Minimum Line Length Shortest length for a line Ignore short marks or detect underlines
Maximum Line Thickness Thickest allowed line Detect fine or bold lines
Maximum Line Gap Largest break allowed in a line Detect dashed/broken lines
Minimum Aspect Ratio Length-to-thickness ratio Filter out boxes/blobs
Minimum Line Fill How solid a line must be Detect faint/dotted lines
Maximum Edge Noise Allowed noise along line edge Handle noisy images
Trim Distance Area trimmed around lines Remove fragments near lines
Minimum Run Length Shortest run of black pixels Filter out specks/noise
Advanced Line Detection Hough transform level Detect skewed/faint lines
Angle Tolerance Allowed skew angle Handle rotated forms
Dash Detection Detect dashed lines Process dotted/dashed lines

Comb Removal

Comb Removal Remove combs (short stubs) Clean up comb boxes/grids
Minimum Length Shortest comb length Target checkboxes/stubs
Minimum Fill Fill for combs Reduce false positives
Quiet Zone Size Whitespace around combs Avoid misclassifying text
Minimum Weight Quiet zone fill Stricter comb separation
Maximum Speck Size Remove small artifacts Clean up noise

Image Preprocessing

Binarization Settings Convert to black/white Optimize detection
Dropout Font Size Remove text before detection Prevent text/line confusion

Configuration tips

  • Start with default values and review diagnostic images to assess detection quality.
  • Adjust properties incrementally, testing on multiple sample documents.
  • Use diagnostic outputs ("Binarized", "Preprocessed", "Dropout Mask", etc.) to visualize the effect of each property.
  • Fine-tune for your specific document set, balancing thorough line detection with preservation of important content.

When are IP Profiles executed?

An IP Profile is executed whenever Grooper needs to process an image using a defined sequence or hierarchy of image processing operations.

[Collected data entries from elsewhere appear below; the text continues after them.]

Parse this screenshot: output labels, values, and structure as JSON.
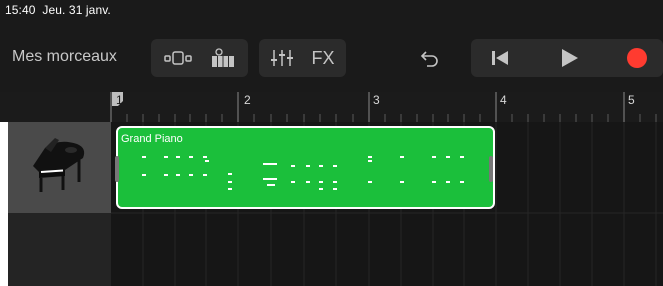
{
  "status": {
    "time": "15:40",
    "date": "Jeu. 31 janv."
  },
  "toolbar": {
    "title": "Mes morceaux",
    "fx_label": "FX",
    "icons": [
      "tracks-view-icon",
      "piano-keys-icon",
      "mixer-icon",
      "fx-icon",
      "undo-icon",
      "rewind-icon",
      "play-icon",
      "record-icon"
    ]
  },
  "ruler": {
    "bars": [
      "1",
      "2",
      "3",
      "4",
      "5"
    ]
  },
  "track": {
    "instrument": "Grand Piano",
    "region_label": "Grand Piano"
  },
  "colors": {
    "region": "#1bbf3b",
    "record": "#ff3b30",
    "background": "#161616"
  }
}
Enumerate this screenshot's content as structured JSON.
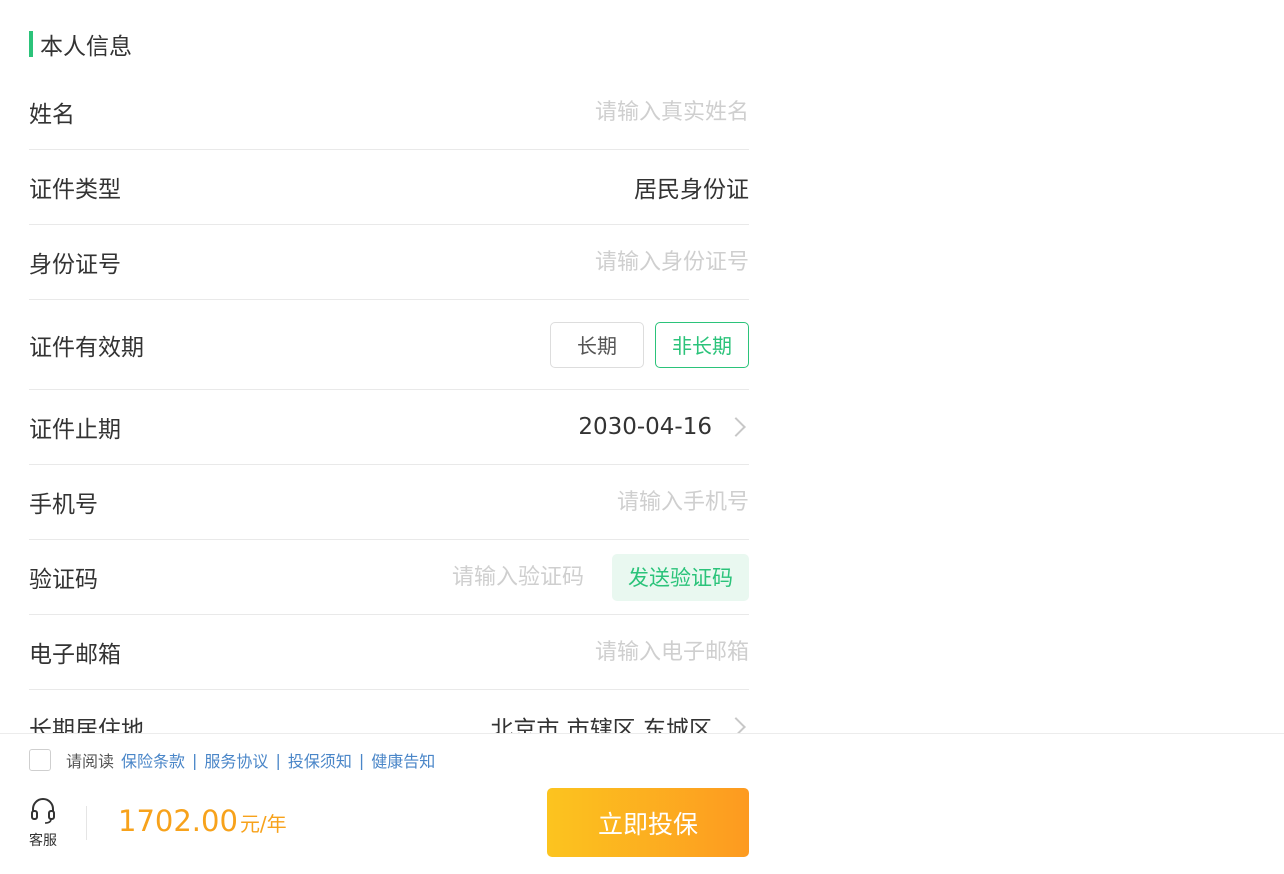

Execution typically occurs in the following scenarios:

  • By the Image Processing activity: The Image Processing activity will apply the IP Profile and permanently alter the image.
  • By an OCR Profile: OCR Profiles configured with an IP Profile will run the IP Profile on an image prior to handing it to the OCR engine. The image will not be permanently altered.
  • By the Recognize activity's "Alternate IP" configuration: IP Profiles executed by this configuration will only execute feature detection commands (such as Line Detection) to collect layout data.
  • During a Review step: Users can manually execute an IP Profile from the Thumbnail Viewer (if configured to allow the user to do so).

Execution follows the order and logic defined in the IP Profile, including any conditional flow control or branching. Each step or group within the profile is applied in sequence, transforming the input image and producing results for each subsequent step.